I’ve almost died so many times recently and it’s all stemmed from anxiety. It’s made my immune system weak. I have dreams of natural disasters happening while I’m in a fish tank. The fish tank fills, I drown. I feel physical pain in my dream. Sleep paralysis. I wake up and my body is numb. I have to resuscitate my own body to breath again, to peel my limbs off the wet sleeping bag. There are other ways I die. My anxiety and a traumatic childhood gives me paranoid highs more often then not. I still chance it. Not with alcohol anymore, that makes my both physically and mentally ill. But weed is just the mind and sometimes I think I can play with it.
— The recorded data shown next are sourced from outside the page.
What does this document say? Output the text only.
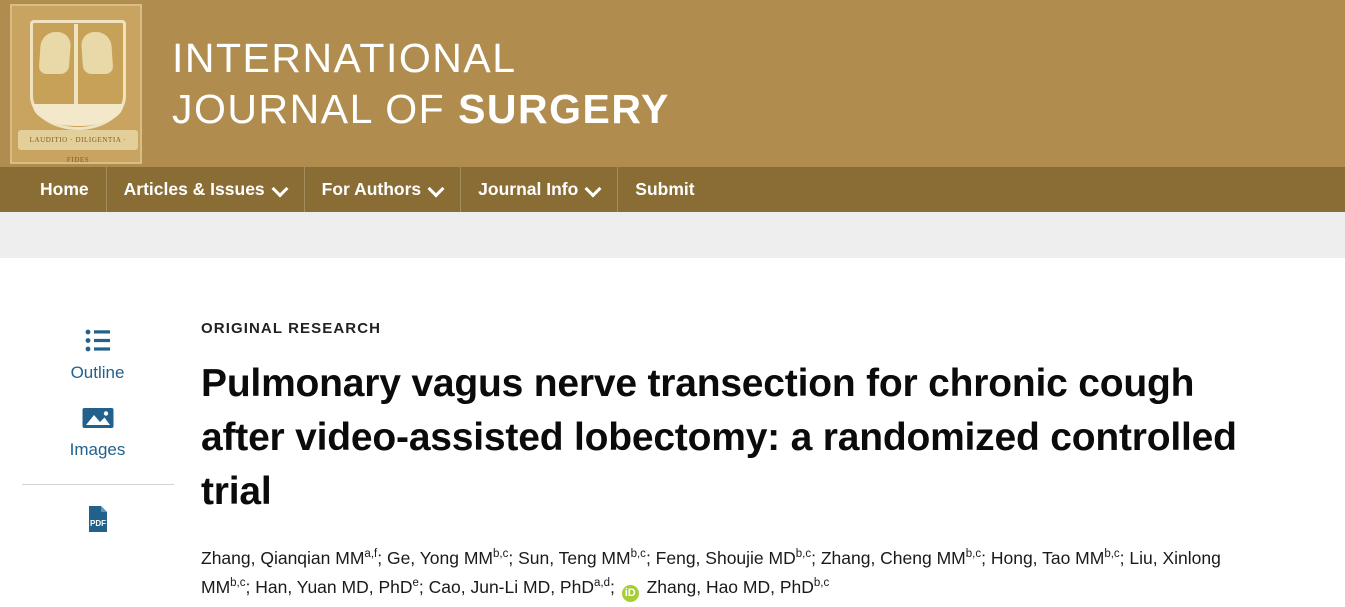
LAUDITIO · DILIGENTIA · FIDES
INTERNATIONAL
JOURNAL OF SURGERY
Home Articles & Issues	For Authors	Journal Info	Submit
Outline
Images
PDF
ORIGINAL RESEARCH
Pulmonary vagus nerve transection for chronic cough after video-assisted lobectomy: a randomized controlled trial
Zhang, Qianqian MM$^{a,f}$; Ge, Yong MM$^{b,c}$; Sun, Teng MM$^{b,c}$; Feng, Shoujie MD$^{b,c}$; Zhang, Cheng MM$^{b,c}$; Hong, Tao MM$^{b,c}$; Liu, Xinlong MM$^{b,c}$; Han, Yuan MD, PhD$^e$; Cao, Jun-Li MD, PhD$^{a,d}$; iD Zhang, Hao MD, PhD$^{b,c}$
This time I played with a thousand experiences all at once. Possibilities of experiences, realities of experiences. I stressed myself out and my body shook so much that the next morning I woke up with a pinched nerve that wrapped from my shoulder to my chest. I still can’t move my head in some directions. It seems that cannabis is both physical and mental now.
I keep dying and yet I stay where I am. Why is that? Why do we continue to suffer when the body tells us no? My friends are all leaving this city in August. The highest grass pollen count is here. Yet I stay. And I think about staying through the fall. I am scared of failing. Scared of not having enough money. Failed of doing a job and not being good at it or not being as good I want to be. I want to be good.
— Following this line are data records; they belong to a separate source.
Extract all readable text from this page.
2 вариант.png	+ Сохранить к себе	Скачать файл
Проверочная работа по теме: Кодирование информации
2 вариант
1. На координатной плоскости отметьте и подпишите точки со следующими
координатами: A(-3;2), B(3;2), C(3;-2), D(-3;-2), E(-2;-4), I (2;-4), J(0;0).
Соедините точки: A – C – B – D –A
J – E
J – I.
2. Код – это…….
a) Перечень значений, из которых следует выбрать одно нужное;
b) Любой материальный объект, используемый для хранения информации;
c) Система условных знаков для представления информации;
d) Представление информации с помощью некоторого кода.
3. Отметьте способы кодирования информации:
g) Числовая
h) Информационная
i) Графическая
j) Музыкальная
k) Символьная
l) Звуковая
Sometimes when I have a bad trip it is because I believe I am evil or bad or whatever else. This time, when those thoughts started coming up, I decided to ask myself why I think I’m evil. The answer is that I was raised with so much shame. Shame of not loving god, shame of sex, shame of who I had not yet loved but longed to.
My caretakers used to say, Shame on you. I can’t imagine telling Juni that, now that I’m in the role of a caretaker. Nothing she could ever do would make me say that. Nothing I did as a kid would sustain the pit in the stomach of shame on you.
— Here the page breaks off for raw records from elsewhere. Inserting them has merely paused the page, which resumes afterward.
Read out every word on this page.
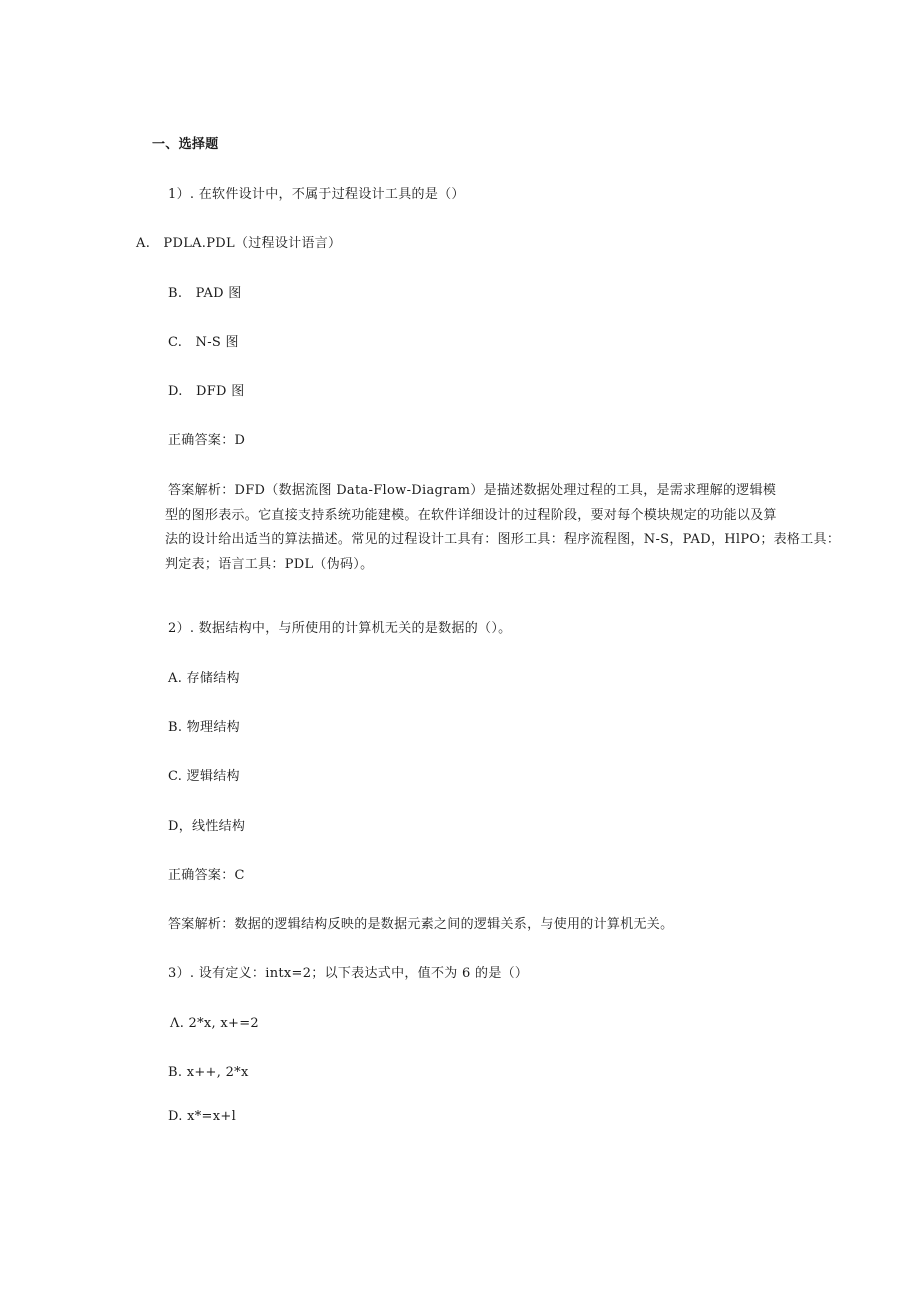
一、选择题
1）. 在软件设计中，不属于过程设计工具的是（）
A.　PDLA.PDL（过程设计语言）
B.　PAD 图
C.　N-S 图
D.　DFD 图
正确答案：D
答案解析：DFD（数据流图 Data-Flow-Diagram）是描述数据处理过程的工具，是需求理解的逻辑模
型的图形表示。它直接支持系统功能建模。在软件详细设计的过程阶段，要对每个模块规定的功能以及算
法的设计给出适当的算法描述。常见的过程设计工具有：图形工具：程序流程图，N-S，PAD，HlPO；表格工具：
判定表；语言工具：PDL（伪码）。
2）. 数据结构中，与所使用的计算机无关的是数据的（）。
A. 存储结构
B. 物理结构
C. 逻辑结构
D，线性结构
正确答案：C
答案解析：数据的逻辑结构反映的是数据元素之间的逻辑关系，与使用的计算机无关。
3）. 设有定义：intx=2；以下表达式中，值不为 6 的是（）
Λ. 2*x, x+=2
B. x++, 2*x
D. x*=x+l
All this to say that I keep dying and the seasons linger. There’s a crow next to me, across the meadowsweet, and he’s calling. A kind man with an Italian accent noticed us and said, The crows come with messages. I asked him what the message was and the man said, Goodness. There is goodness in your life.
The thing is that after looking in the mirror and seeing myself as bad and shameful, I decided to try to see myself as good. There were heaps of things to see. Which is in itself difficult for me because oh yes there is shame for being too good. I try so hard to sit in the middle of everything, to never be too much. Whatever that means.
I have to listen to myself no matter how much resistance is met. I have to see myself as good. I am not shameful. The crow is beautiful. The messages are there for you too, if you’d like to listen.
Goodness! Like friends guarding wind from the flame on your very own $28 luxury cake that you bought from a bakery because you have no oven.